Structural Studies of Alix and ESCRT Complexes in HIV-1 Budding HIV-1 particle assembly and release depend on a protein network that includes Alix and Vps4A/B, and four multiprotein complexes: Hrs/STAM and ESCRT-I, II, and III. These proteins and complexes are conserved from yeast to human, and their normal function is to sort monoubiquitinated receptors, enzymes, and other cargo to the lysosome or vacuole. Inactivation of any one of several proteins tested in this network blocks HIV release and infectivity. The objectives of this projects are to 1) map the molecular interactions between HIV and ESCRT components at the level of individual protein domains; 2) characterize the binding affinities and relevant structures of the components involved in these interactions; and 3) in collaboration with Eric Freed, NCI, to design means for inhibiting HIV-1 budding from cells. Progress in FY2008 Efforts in 2008 concentrated on extending the structural characterization of the human ESCRT system, as described also under the ubiquitin binding domains project, and extending studies to the Nef-AP-2 adaptor complex system, as described under the adaptors project report.

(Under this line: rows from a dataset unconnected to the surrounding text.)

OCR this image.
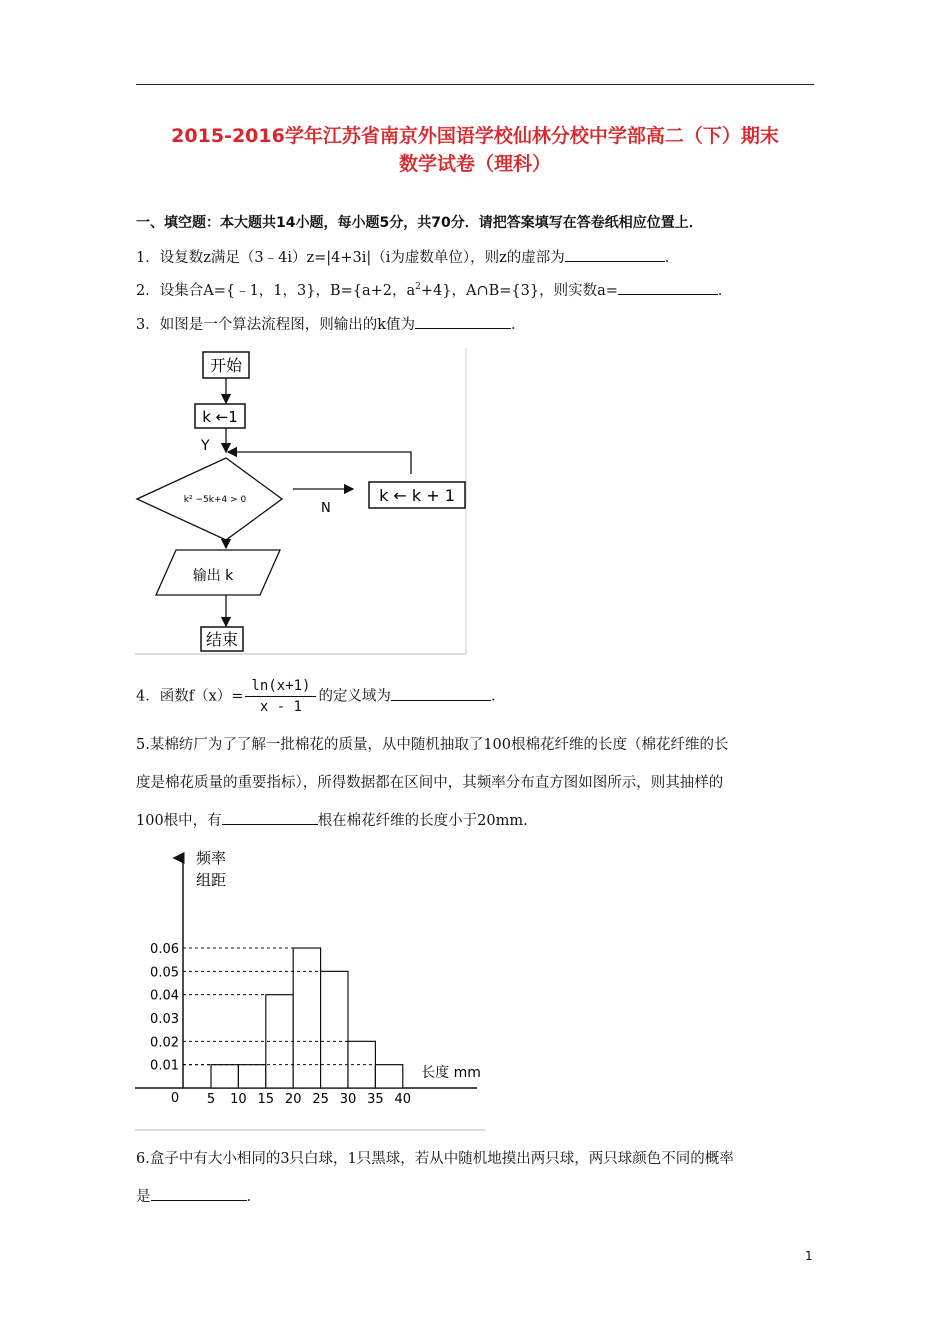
2015-2016学年江苏省南京外国语学校仙林分校中学部高二（下）期末
数学试卷（理科）
一、填空题：本大题共14小题，每小题5分，共70分．请把答案填写在答卷纸相应位置上．
1．设复数z满足（3﹣4i）z=|4+3i|（i为虚数单位），则z的虚部为	．
2．设集合A={﹣1，1，3}，B={a+2，$a^2+4$}，A∩B={3}，则实数a=	．
3．如图是一个算法流程图，则输出的k值为	．
开始
k ←1
Y
k² −5k+4 > 0
N
k ← k + 1
输出 k
结束
4．函数$f(x)= \frac{\ln(x+1)}{x - 1}$ 的定义域为	．
5.某棉纺厂为了了解一批棉花的质量，从中随机抽取了100根棉花纤维的长度（棉花纤维的长
度是棉花质量的重要指标），所得数据都在区间中，其频率分布直方图如图所示，则其抽样的
100根中，有	根在棉花纤维的长度小于20mm.
频率
组距
长度 mm
0
0.06
0.05
0.04
0.03
0.02
0.01
5 10 15 20 25 30 35 40
6.盒子中有大小相同的3只白球，1只黑球，若从中随机地摸出两只球，两只球颜色不同的概率
是	．
1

HIV-1出芽过程中阿利克斯和ESCRT复合物的结构研究 HIV-1颗粒的组装和释放依赖于一个蛋白质网络，包括阿利克斯和Vps 4A/B，以及四种多蛋白复合物：Hrs/STAM和ESCRT-I、II和III。这些蛋白质和复合物从酵母到人类都是保守的，它们的正常功能是将单泛素化受体、酶和其他货物分类到溶酶体或液泡。在这个网络中测试的几种蛋白质中的任何一种失活都会阻止HIV的释放和感染性。该项目的目标是：1）在单个蛋白质结构域水平上绘制HIV和ESCRT组分之间的分子相互作用; 2）表征这些相互作用中涉及的组分的结合亲和力和相关结构; 3）与NCI的Eric Freed合作，设计抑制HIV-1从细胞中出芽的方法。 2008财政年度进展情况 2008年的工作集中在扩展人ESCRT系统的结构表征，如泛素结合结构域项目所述，并将研究扩展到Nef-AP-2衔接子复合物系统，如衔接子项目报告所述。